Selling Lessons Online Raises Cash and Questions, by Winnie Lu
The article is interesting, and even more interesting are the responses from readers. As an educator I believe strongly in collaborative effort, and in my opinion teachers can often learn as much or more from their colleagues as they can from "experts" who drop in for a session or two and then leave.
On the other hand, one of the worst lessons I ever taught was one that I had participated in as a learner and then attempted to present to a different group as the teacher.
What is the significance of these two seemingly opposing threads?
- I believe that good teaching ideas should be shared.
- Some people are fortunate enough to be paid by publishers to create lessons that will be sold to other teachers as books.

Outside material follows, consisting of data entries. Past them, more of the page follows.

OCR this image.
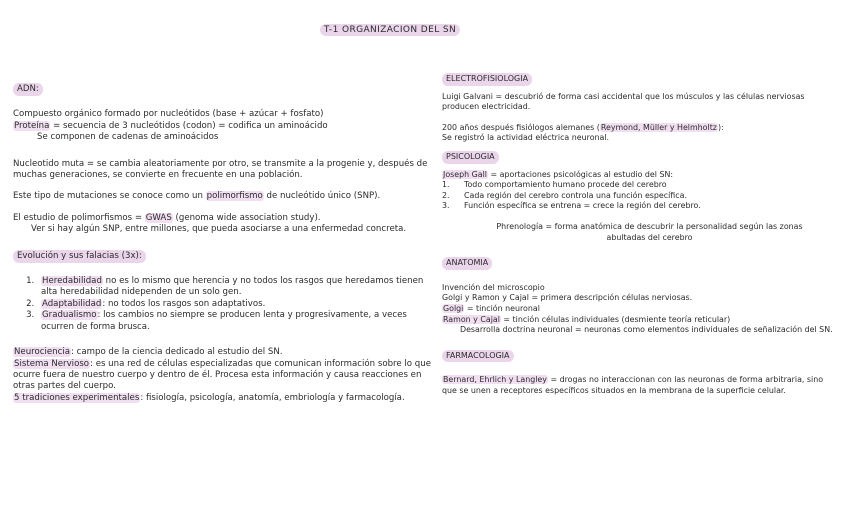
T-1 ORGANIZACION DEL SN
ADN:

Compuesto orgánico formado por nucleótidos (base + azúcar + fosfato)

Proteína = secuencia de 3 nucleótidos (codon) = codifica un aminoácido

Se componen de cadenas de aminoácidos

Nucleotido muta = se cambia aleatoriamente por otro, se transmite a la progenie y, después de muchas generaciones, se convierte en frecuente en una población.

Este tipo de mutaciones se conoce como un polimorfismo de nucleótido único (SNP).

El estudio de polimorfismos = GWAS (genoma wide association study).

Ver si hay algún SNP, entre millones, que pueda asociarse a una enfermedad concreta.

Evolución y sus falacias (3x):
1. Heredabilidad no es lo mismo que herencia y no todos los rasgos que heredamos tienen alta heredabilidad nidependen de un solo gen.
2. Adaptabilidad: no todos los rasgos son adaptativos.
3. Gradualismo: los cambios no siempre se producen lenta y progresivamente, a veces ocurren de forma brusca.

Neurociencia: campo de la ciencia dedicado al estudio del SN.

Sistema Nervioso: es una red de células especializadas que comunican información sobre lo que ocurre fuera de nuestro cuerpo y dentro de él. Procesa esta información y causa reacciones en otras partes del cuerpo.

5 tradiciones experimentales: fisiología, psicología, anatomía, embriología y farmacología.

ELECTROFISIOLOGIA

Luigi Galvani = descubrió de forma casi accidental que los músculos y las células nerviosas producen electricidad.

200 años después fisiólogos alemanes (Reymond, Müller y Helmholtz):

Se registró la actividad eléctrica neuronal.

PSICOLOGIA

Joseph Gall = aportaciones psicológicas al estudio del SN:

1.	Todo comportamiento humano procede del cerebro
2.	Cada región del cerebro controla una función específica.
3.	Función específica se entrena = crece la región del cerebro.

Phrenología = forma anatómica de descubrir la personalidad según las zonas

abultadas del cerebro

ANATOMIA

Invención del microscopio

Golgi y Ramon y Cajal = primera descripción células nerviosas.

Golgi = tinción neuronal

Ramon y Cajal = tinción células individuales (desmiente teoría reticular)

Desarrolla doctrina neuronal = neuronas como elementos individuales de señalización del SN.

FARMACOLOGIA

Bernard, Ehrlich y Langley = drogas no interaccionan con las neuronas de forma arbitraria, sino que se unen a receptores específicos situados en la membrana de la superficie celular.
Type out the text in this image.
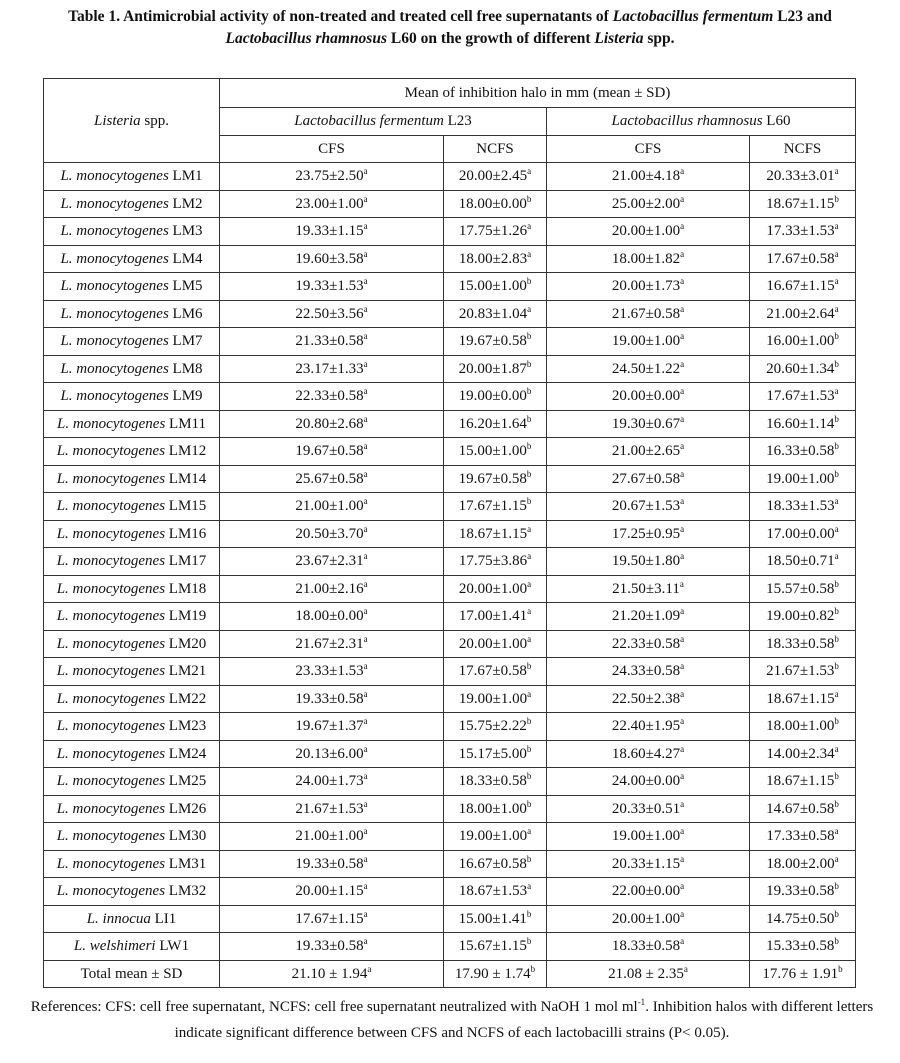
Table 1. Antimicrobial activity of non-treated and treated cell free supernatants of Lactobacillus fermentum L23 and
Lactobacillus rhamnosus L60 on the growth of different Listeria spp.
Listeria spp.	Mean of inhibition halo in mm (mean ± SD)			
	Lactobacillus fermentum L23		Lactobacillus rhamnosus L60	
	CFS	NCFS	CFS	NCFS
L. monocytogenes LM1	23.75±2.50$^a$	20.00±2.45$^a$	21.00±4.18$^a$	20.33±3.01$^a$
L. monocytogenes LM2	23.00±1.00$^a$	18.00±0.00$^b$	25.00±2.00$^a$	18.67±1.15$^b$
L. monocytogenes LM3	19.33±1.15$^a$	17.75±1.26$^a$	20.00±1.00$^a$	17.33±1.53$^a$
L. monocytogenes LM4	19.60±3.58$^a$	18.00±2.83$^a$	18.00±1.82$^a$	17.67±0.58$^a$
L. monocytogenes LM5	19.33±1.53$^a$	15.00±1.00$^b$	20.00±1.73$^a$	16.67±1.15$^a$
L. monocytogenes LM6	22.50±3.56$^a$	20.83±1.04$^a$	21.67±0.58$^a$	21.00±2.64$^a$
L. monocytogenes LM7	21.33±0.58$^a$	19.67±0.58$^b$	19.00±1.00$^a$	16.00±1.00$^b$
L. monocytogenes LM8	23.17±1.33$^a$	20.00±1.87$^b$	24.50±1.22$^a$	20.60±1.34$^b$
L. monocytogenes LM9	22.33±0.58$^a$	19.00±0.00$^b$	20.00±0.00$^a$	17.67±1.53$^a$
L. monocytogenes LM11	20.80±2.68$^a$	16.20±1.64$^b$	19.30±0.67$^a$	16.60±1.14$^b$
L. monocytogenes LM12	19.67±0.58$^a$	15.00±1.00$^b$	21.00±2.65$^a$	16.33±0.58$^b$
L. monocytogenes LM14	25.67±0.58$^a$	19.67±0.58$^b$	27.67±0.58$^a$	19.00±1.00$^b$
L. monocytogenes LM15	21.00±1.00$^a$	17.67±1.15$^b$	20.67±1.53$^a$	18.33±1.53$^a$
L. monocytogenes LM16	20.50±3.70$^a$	18.67±1.15$^a$	17.25±0.95$^a$	17.00±0.00$^a$
L. monocytogenes LM17	23.67±2.31$^a$	17.75±3.86$^a$	19.50±1.80$^a$	18.50±0.71$^a$
L. monocytogenes LM18	21.00±2.16$^a$	20.00±1.00$^a$	21.50±3.11$^a$	15.57±0.58$^b$
L. monocytogenes LM19	18.00±0.00$^a$	17.00±1.41$^a$	21.20±1.09$^a$	19.00±0.82$^b$
L. monocytogenes LM20	21.67±2.31$^a$	20.00±1.00$^a$	22.33±0.58$^a$	18.33±0.58$^b$
L. monocytogenes LM21	23.33±1.53$^a$	17.67±0.58$^b$	24.33±0.58$^a$	21.67±1.53$^b$
L. monocytogenes LM22	19.33±0.58$^a$	19.00±1.00$^a$	22.50±2.38$^a$	18.67±1.15$^a$
L. monocytogenes LM23	19.67±1.37$^a$	15.75±2.22$^b$	22.40±1.95$^a$	18.00±1.00$^b$
L. monocytogenes LM24	20.13±6.00$^a$	15.17±5.00$^b$	18.60±4.27$^a$	14.00±2.34$^a$
L. monocytogenes LM25	24.00±1.73$^a$	18.33±0.58$^b$	24.00±0.00$^a$	18.67±1.15$^b$
L. monocytogenes LM26	21.67±1.53$^a$	18.00±1.00$^b$	20.33±0.51$^a$	14.67±0.58$^b$
L. monocytogenes LM30	21.00±1.00$^a$	19.00±1.00$^a$	19.00±1.00$^a$	17.33±0.58$^a$
L. monocytogenes LM31	19.33±0.58$^a$	16.67±0.58$^b$	20.33±1.15$^a$	18.00±2.00$^a$
L. monocytogenes LM32	20.00±1.15$^a$	18.67±1.53$^a$	22.00±0.00$^a$	19.33±0.58$^b$
L. innocua LI1	17.67±1.15$^a$	15.00±1.41$^b$	20.00±1.00$^a$	14.75±0.50$^b$
L. welshimeri LW1	19.33±0.58$^a$	15.67±1.15$^b$	18.33±0.58$^a$	15.33±0.58$^b$
Total mean ± SD	21.10 ± 1.94$^a$	17.90 ± 1.74$^b$	21.08 ± 2.35$^a$	17.76 ± 1.91$^b$
References: CFS: cell free supernatant, NCFS: cell free supernatant neutralized with NaOH 1 mol $ml^{-1}$. Inhibition halos with different letters indicate significant difference between CFS and NCFS of each lactobacilli strains (P< 0.05).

- Some people are fortunate enough to teach in institutions in which the culture provides time and support for sharing ideas with colleagues.
- All good teaching requires time for preparing lessons - whether or not one starts with a template provided by a teachers' guide, book or on-line site.
- Anyone who attempts to teach someone else's lesson without taking the time to make it his or her own will probably not be successful.
Teacherspayteachers.com is the website referred to in the Times article. I looked to see if there were Jewish educational lessons available, and found some on the Shoah, one on the lunar calendar, and little if anything else.
There are, however, on-line sites that can be very helpful to Jewish educators.
I suggest you type the words Jewish Lesson Plans into your search engine and see what comes up. You may be surprised at the resources you can access.
Just remember - no one should try to teach some else's lesson without making it his or her own.